Assets under management at Apollo Global Management rose 5.2% in the fourth quarter, driven by growth in its insurance units and market activity.
In its earnings release Wednesday, Apollo reported AUM climbed to $455.5 billion as of Dec. 31, up 5.2% from $433.1 billion on Sept. 30 and up 37.6% from $331.1 billion at the end of the year-earlier quarter.
The gains were realized despite some institutional investors pausing commitments in the fourth quarter, following an independent review by law firm Dechert into Chairman and CEO Leon Black's professional relationship with convicted sex offender Jeffrey Epstein.
The report confirmed that fees Mr. Black paid to Mr. Epstein "were for legitimate professional advisory services" and that Apollo hadn't done business with Mr. Epstein, a Jan. 26 statement by Mr. Black said.
Mr. Black, a co-founder of the management firm, announced at that time that he would be stepping down as CEO in July, but would remain chairman, and another co-founder, Marc Rowan, was returning from a "semi"-sabbatical and would succeed him as CEO.
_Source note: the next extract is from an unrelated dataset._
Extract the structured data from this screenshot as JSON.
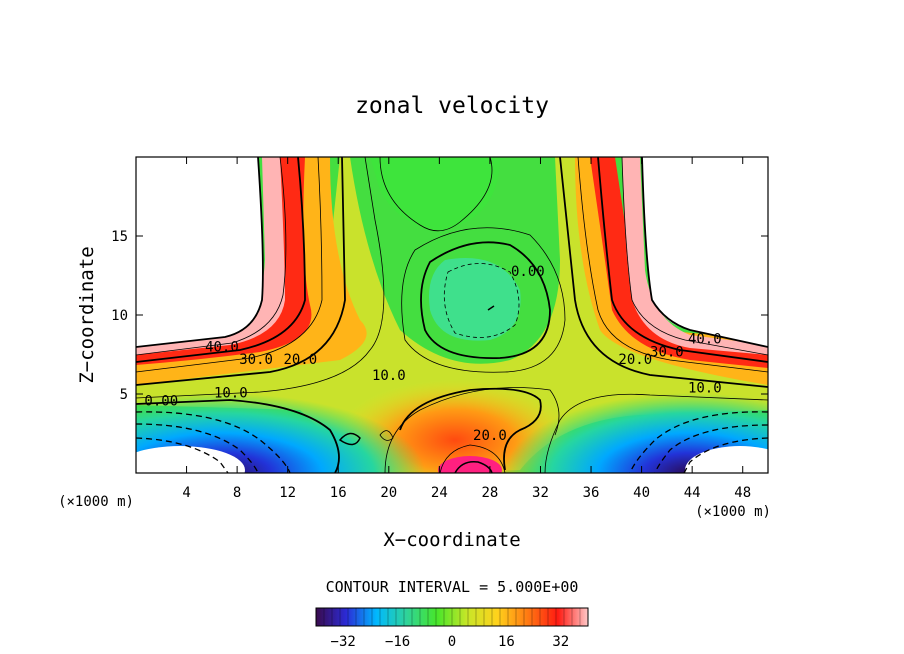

During an earnings call following Wednesday's earnings release, Mr. Rowan said that an independent committee is studying whether Apollo should move to a one share, one vote structure from multiple-share classes, which give the firm's founders additional voting rights, along with other changes to make Apollo stock eligible for inclusion in broad stock indexes.
"We expect to hear back no later than the next conference call," Mr. Rowan said, adding that Apollo executives had called a number of limited partners, advisers and consultants and the "feedback is positive."
"ESG is not just three initials to them," he said.
For some, Apollo's succession planning in naming a new CEO to replace Mr. Black as well as the findings of the Dechert report "struck the right balance," Mr. Rowan said. These investors appreciated the Dechert report that showed no wrongdoing by Mr. Black and that Apollo had not been involved with Mr. Epstein, Mr. Rowan said.
Some investors and consultants are waiting to see how these changes will develop and others are waiting to see those changes fully implemented, he said.
In response to an analyst's question, Mr. Rowan said: "In hindsight taking a sabbatical in the midst of a pandemic was a very bad idea." He added that he went nowhere and did nothing. But the time away gave underlings in Apollo's insurance business a chance to spread their wings.
Those people will continue to run the business, he said, adding: "I am involved in places where I can add value."
He said that Apollo is halfway to attaining a goal, announced 15 months ago, to grow to $600 billion in AUM, which at the time analysts and others thought was unrealistic.
During the quarter, Apollo's credit business increased by 5.3% to $328.6 billion as of Dec. 31 from $312.1 billion in the quarter ended Sept. 30 and grew by 52.5% from $215.5 billion as of Dec. 31, 2019. Apollo attributed the year-over-year AUM increase in its credit business to insurance company client transactions and fundraising.
Apollo's private equity AUM was $80.7 billion as of Dec. 31, up 5.1% from $76.8 billion as of Sept. 30 and Dec. 31, 2019. Real asset AUM was $46.2 billion as of Dec. 31, up from $44.2 billion at the end of the prior quarter and from $38.8 billion as of Dec. 31, 2019.